Looking at the the number of tracts by county

county_tract <- df %>% 
  st_set_geometry(NULL) %>% 
  group_by(countyGEOID) %>% 
  summarise(n = n())

county_tract %>% 
  arrange(n)

## # A tibble: 58 x 2
##    countyGEOID     n
##    <chr>       <int>
##  1 06003           1
##  2 06091           1
##  3 06051           3
##  4 06049           4
##  5 06011           5
##  6 06105           5
##  7 06021           6
##  8 06027           6
##  9 06043           6
## 10 06063           7
## # ... with 48 more rows

We see there are only 58 counties in california and 2 of which only have 2 tracts. In those counties the interaction will just be the the proportion of non-hispanic white.

df <- df %>% 
  group_by(countyGEOID) %>% 
  mutate(c.nhblack = sum(nhblack, na.rm = T),
         interaction = sum(nhblack/c.nhblack * nhwhite/total, na.rm = T))

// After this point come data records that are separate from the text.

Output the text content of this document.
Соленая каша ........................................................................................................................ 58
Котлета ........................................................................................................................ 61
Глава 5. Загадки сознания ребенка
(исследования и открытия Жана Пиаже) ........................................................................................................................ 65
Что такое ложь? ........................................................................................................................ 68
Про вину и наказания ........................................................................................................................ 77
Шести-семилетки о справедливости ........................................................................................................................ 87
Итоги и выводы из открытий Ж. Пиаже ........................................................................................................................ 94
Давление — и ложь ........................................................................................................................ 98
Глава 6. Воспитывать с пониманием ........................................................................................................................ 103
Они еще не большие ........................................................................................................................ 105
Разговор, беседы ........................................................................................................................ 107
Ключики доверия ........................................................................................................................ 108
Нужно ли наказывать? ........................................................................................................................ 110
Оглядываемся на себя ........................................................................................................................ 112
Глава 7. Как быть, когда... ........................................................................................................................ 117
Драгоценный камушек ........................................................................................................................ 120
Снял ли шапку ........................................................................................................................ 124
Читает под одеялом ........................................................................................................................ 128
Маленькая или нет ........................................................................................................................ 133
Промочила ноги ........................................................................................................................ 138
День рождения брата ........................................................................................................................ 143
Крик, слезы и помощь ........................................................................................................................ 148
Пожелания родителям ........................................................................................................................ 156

ggplot(df, mapping = aes(fill = interaction)) +
  geom_sf(colour = NA) +
  scale_fill_distiller(palette = "YlOrRd") +
  labs(title = "Interaction by County of Non-Hispanic Blacks" ) +
  guides(fill=guide_legend(title="Interaction Probablity"))

We see that there are some areas with an extremely low interaction probability. And it seems less interaction occurs in south California compared to northern California.

Isolation Index

\[ \text{Isolation} = \sum_i \frac{b_i}{B} * \frac{b_i}{t_i} \]

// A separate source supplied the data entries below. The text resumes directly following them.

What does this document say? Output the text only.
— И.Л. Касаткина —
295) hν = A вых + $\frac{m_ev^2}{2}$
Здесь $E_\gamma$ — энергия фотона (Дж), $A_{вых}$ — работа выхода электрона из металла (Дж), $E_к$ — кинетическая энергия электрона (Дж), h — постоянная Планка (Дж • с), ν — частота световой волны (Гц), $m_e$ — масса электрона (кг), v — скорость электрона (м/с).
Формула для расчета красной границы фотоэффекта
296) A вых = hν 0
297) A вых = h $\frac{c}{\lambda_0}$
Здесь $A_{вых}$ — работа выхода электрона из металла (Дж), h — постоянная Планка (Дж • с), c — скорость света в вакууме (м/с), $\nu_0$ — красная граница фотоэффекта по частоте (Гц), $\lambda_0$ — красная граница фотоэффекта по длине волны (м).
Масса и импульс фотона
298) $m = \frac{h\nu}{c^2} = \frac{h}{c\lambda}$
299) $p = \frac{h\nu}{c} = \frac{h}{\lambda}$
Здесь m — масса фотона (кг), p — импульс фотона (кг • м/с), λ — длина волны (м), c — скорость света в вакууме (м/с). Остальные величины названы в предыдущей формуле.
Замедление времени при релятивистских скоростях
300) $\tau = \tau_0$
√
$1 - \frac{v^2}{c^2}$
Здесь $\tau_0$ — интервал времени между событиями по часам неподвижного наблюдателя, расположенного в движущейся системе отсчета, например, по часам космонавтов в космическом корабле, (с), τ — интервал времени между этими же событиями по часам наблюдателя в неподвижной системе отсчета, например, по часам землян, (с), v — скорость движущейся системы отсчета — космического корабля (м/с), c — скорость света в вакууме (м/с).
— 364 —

Isolation is a measure of how isolated a group is. We share look at the Isolation of non-hispanic blacks are.

df <- df %>% 
  group_by(countyGEOID) %>% 
  mutate(Isolation = sum(nhblack/c.nhblack * nhblack/total, na.rm = TRUE))

ggplot(df, mapping = aes(fill = Isolation)) +
  geom_sf(colour = NA) +
  scale_fill_distiller(palette = "YlOrRd") +
  labs(title = "Isolation by County of Non-Hispanic Blacks") +
  guides(fill=guide_legend(title="Isolation Probablity"))

We can see an opposite trend in the Isolation compared to the Interaction. It seems north has very low isolation. One thing of note is that Isolation probability max is only .31 which indicates overall there is not very high isolation areas in California.